The moral character of the man who will inherit earthly blessing through the government of God.
The psalm sets forth principles that are true of those who fear God at any period during the rejection of Christ. Nevertheless, in its strict interpretation, the psalm has in view the godly Jewish remnant who find themselves in the midst of a nation in public revolt against God and His Anointed. It sets forth the moral traits of this godly remnant, and the governmental dealings of God, by which the wicked will be judged, and the godly established in blessing upon the earth. This moral character was seen in all its perfection in Christ Himself, who identified Himself with the godly remnant of the Jews. Thus, while the psalm does not refer to Christ personally, it presents Christ morally.
(v. 1) The ungodly are viewed as in the ascendant. They have their counsels; their way of carrying out their plans; and they sit at ease in the place of power, scornful of the authority of God. In such circumstances we have depicted the outer life, the inner life, and the prosperity of the godly man. His outer life is marked by complete separation from the world around. He has no part in its counsels, its ways, or its godless ease.

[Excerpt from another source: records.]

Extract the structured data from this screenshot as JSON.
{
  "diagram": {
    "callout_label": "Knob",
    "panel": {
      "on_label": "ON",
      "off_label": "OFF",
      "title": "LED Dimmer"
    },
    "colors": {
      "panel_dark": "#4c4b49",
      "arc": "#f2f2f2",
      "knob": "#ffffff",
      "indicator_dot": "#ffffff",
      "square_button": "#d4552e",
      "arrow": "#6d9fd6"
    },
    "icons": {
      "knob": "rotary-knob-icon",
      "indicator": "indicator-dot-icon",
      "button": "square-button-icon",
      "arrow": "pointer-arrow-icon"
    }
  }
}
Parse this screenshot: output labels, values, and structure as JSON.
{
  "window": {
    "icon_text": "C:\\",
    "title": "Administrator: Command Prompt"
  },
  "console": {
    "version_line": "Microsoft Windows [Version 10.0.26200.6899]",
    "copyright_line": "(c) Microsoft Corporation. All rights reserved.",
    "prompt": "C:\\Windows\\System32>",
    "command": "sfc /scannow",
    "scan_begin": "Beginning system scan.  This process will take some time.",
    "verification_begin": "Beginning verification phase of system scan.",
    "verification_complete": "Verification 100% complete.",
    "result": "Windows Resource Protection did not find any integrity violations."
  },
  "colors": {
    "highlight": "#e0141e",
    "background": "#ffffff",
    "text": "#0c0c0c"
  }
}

(v. 2) His separation, however, is not merely outward and formal; it is accompanied by an inner life of devotedness to God. His delight is in the law of the Lord; and the Word that he delights in becomes the subject of his meditation day and night.
(v. 3) Further, his life is one of dependence upon the unfailing sources of supply in God like a tree drawing its sustenance from the rivers of water. Moreover, this separation from evil, devotedness to God, and dependence upon God, leads to a fruitful life. It develops a beautiful character that is fruit in the sight of God. Further, before man, his profession of godliness, set forth by the “leaf,” is not marred, or withered, by any inconsistencies. Finally, he is blessed in all that he does.
(vv. 4-5) It is far otherwise with the ungodly. They may appear to be established in the place of authority, sitting at their ease. Nevertheless, in the government of God they will be driven away like the chaff before the wind. For the present the wicked may prosper, and the godly suffer, and thus the government of God may appear to have failed. This manifests the important principles that, for the full display of God's holy government, whether in blessing the godly, or dealing with the wicked, we must await God's intervention in judgment in the day to come. Then it will be seen that the ungodly will not stand in the judgment; whereas the godly will be established and come into display, and blessing, in the congregation of the righteous.
(v. 6) In the meantime the godly soul has the comfort of the secret approbation of the Lord. For the Lord knoweth the way of the righteous, and that which the Lord approves will abide - all other will perish.